A report into the financial health of a Warwickshire hospital has raised "serious concerns" that the trust does not appear to know how to tackle its £8.5 million deficit.
George Eliot Hospital, in Nuneaton, Warwickshire, had not put in place a "robust" financial recovery plan or even any medium term contingencies in place to tackle its financial difficulties.
The Audit Commission report, published yesterday, revealed hospital bosses had drawn up plans to achieve financial balance but these were rejected by West Midlands South Strategic Health Authority for being "insufficiently developed" and could a ffect the hospital's performance.
It also failed to explain how the trust's cumulative debts in excess of £9 million, built up between 2004 and 2006, would be recouped.
The proposed recovery plan also contained "over-optimistic" assumptions on how much additional income could be negotiated.
A set of temporary measures have now been introduced to help the trust address its £8.5 million deficit, but it still has no medium or long term cash flow plans.
Included in their stop-gap finance plan is the proposed closure of the hospital's medical museum, which has running costs of £31,000 a year and is one of seven owned by the NHS.

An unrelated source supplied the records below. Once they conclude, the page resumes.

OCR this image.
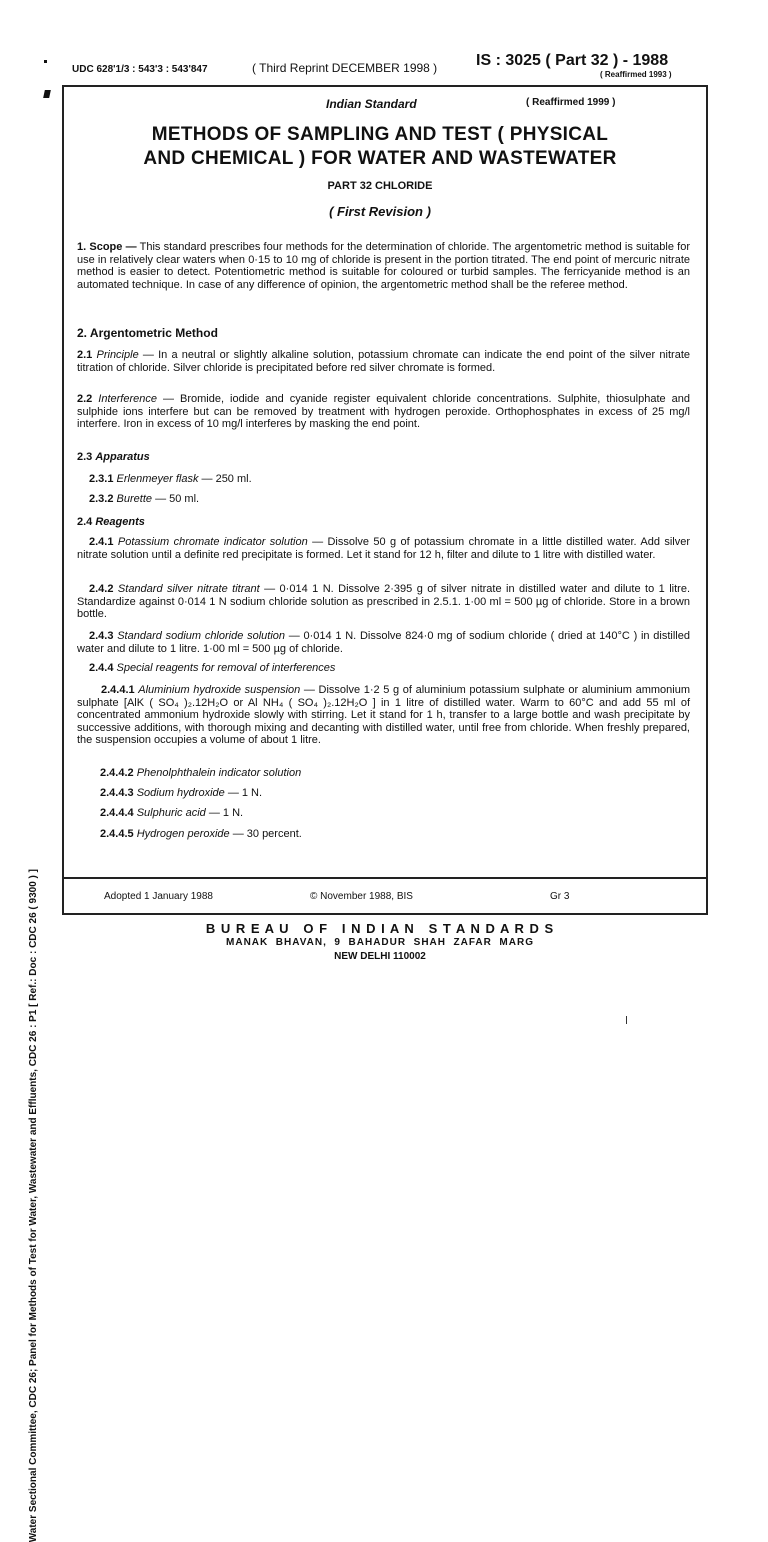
UDC 628'1/3 : 543'3 : 543'847	( Third Reprint DECEMBER 1998 ) IS : 3025 ( Part 32 ) - 1988
( Reaffirmed 1993 )
Water Sectional Committee, CDC 26; Panel for Methods of Test for Water, Wastewater and Effluents, CDC 26 : P1 [ Ref.: Doc : CDC 26 ( 9300 ) ]
Indian Standard	( Reaffirmed 1999 )
METHODS OF SAMPLING AND TEST ( PHYSICAL
AND CHEMICAL ) FOR WATER AND WASTEWATER
PART 32 CHLORIDE
( First Revision )
1. Scope — This standard prescribes four methods for the determination of chloride. The argentometric method is suitable for use in relatively clear waters when 0·15 to 10 mg of chloride is present in the portion titrated. The end point of mercuric nitrate method is easier to detect. Potentiometric method is suitable for coloured or turbid samples. The ferricyanide method is an automated technique. In case of any difference of opinion, the argentometric method shall be the referee method.
2. Argentometric Method
2.1 Principle — In a neutral or slightly alkaline solution, potassium chromate can indicate the end point of the silver nitrate titration of chloride. Silver chloride is precipitated before red silver chromate is formed.
2.2 Interference — Bromide, iodide and cyanide register equivalent chloride concentrations. Sulphite, thiosulphate and sulphide ions interfere but can be removed by treatment with hydrogen peroxide. Orthophosphates in excess of 25 mg/l interfere. Iron in excess of 10 mg/l interferes by masking the end point.
2.3 Apparatus
2.3.1 Erlenmeyer flask — 250 ml.
2.3.2 Burette — 50 ml.
2.4 Reagents
2.4.1 Potassium chromate indicator solution — Dissolve 50 g of potassium chromate in a little distilled water. Add silver nitrate solution until a definite red precipitate is formed. Let it stand for 12 h, filter and dilute to 1 litre with distilled water.
2.4.2 Standard silver nitrate titrant — 0·014 1 N. Dissolve 2·395 g of silver nitrate in distilled water and dilute to 1 litre. Standardize against 0·014 1 N sodium chloride solution as prescribed in 2.5.1. 1·00 ml = 500 µg of chloride. Store in a brown bottle.
2.4.3 Standard sodium chloride solution — 0·014 1 N. Dissolve 824·0 mg of sodium chloride ( dried at 140°C ) in distilled water and dilute to 1 litre. 1·00 ml = 500 µg of chloride.
2.4.4 Special reagents for removal of interferences
2.4.4.1 Aluminium hydroxide suspension — Dissolve 1·2 5 g of aluminium potassium sulphate or aluminium ammonium sulphate [AlK ( SO₄ )₂.12H₂O or Al NH₄ ( SO₄ )₂.12H₂O ] in 1 litre of distilled water. Warm to 60°C and add 55 ml of concentrated ammonium hydroxide slowly with stirring. Let it stand for 1 h, transfer to a large bottle and wash precipitate by successive additions, with thorough mixing and decanting with distilled water, until free from chloride. When freshly prepared, the suspension occupies a volume of about 1 litre.
2.4.4.2 Phenolphthalein indicator solution
2.4.4.3 Sodium hydroxide — 1 N.
2.4.4.4 Sulphuric acid — 1 N.
2.4.4.5 Hydrogen peroxide — 30 percent.
Adopted 1 January 1988	© November 1988, BIS	Gr 3
B U R E A U   O F   I N D I A N   S T A N D A R D S
MANAK  BHAVAN,  9  BAHADUR  SHAH  ZAFAR  MARG
NEW DELHI 110002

Gus Miah, director of appointed auditor PricewaterhouseCoopers and author of the report, said: "Despite the challenges facing the trust's new board it remains committed to restoring financial balance.
"However, the trust's financial position has deteriorated to such an extent that it cannot be managed simply through local measures.
"The trust, working in conjunction with its key stakeholders across the healthcare community, needs to determine what level of services are sustainable long term and to develop a service strategy around this that will achieve its financial duties."
The report's recommendations state George Eliot Hospital NHS Trust should develop medium and long term strategies alongside an acute services review being under-taken within the local health economy.
It must also develop a longer term financial plan, which has SHA approval, and seek confirmation from the authority that its short term cash needs will be met in 2006/07.
Hospital bosses have also been asked to respond to the auditor's concerns over the trust's corporate governance arrangements and to conduct a full review of its finance department's capacity and capabilities.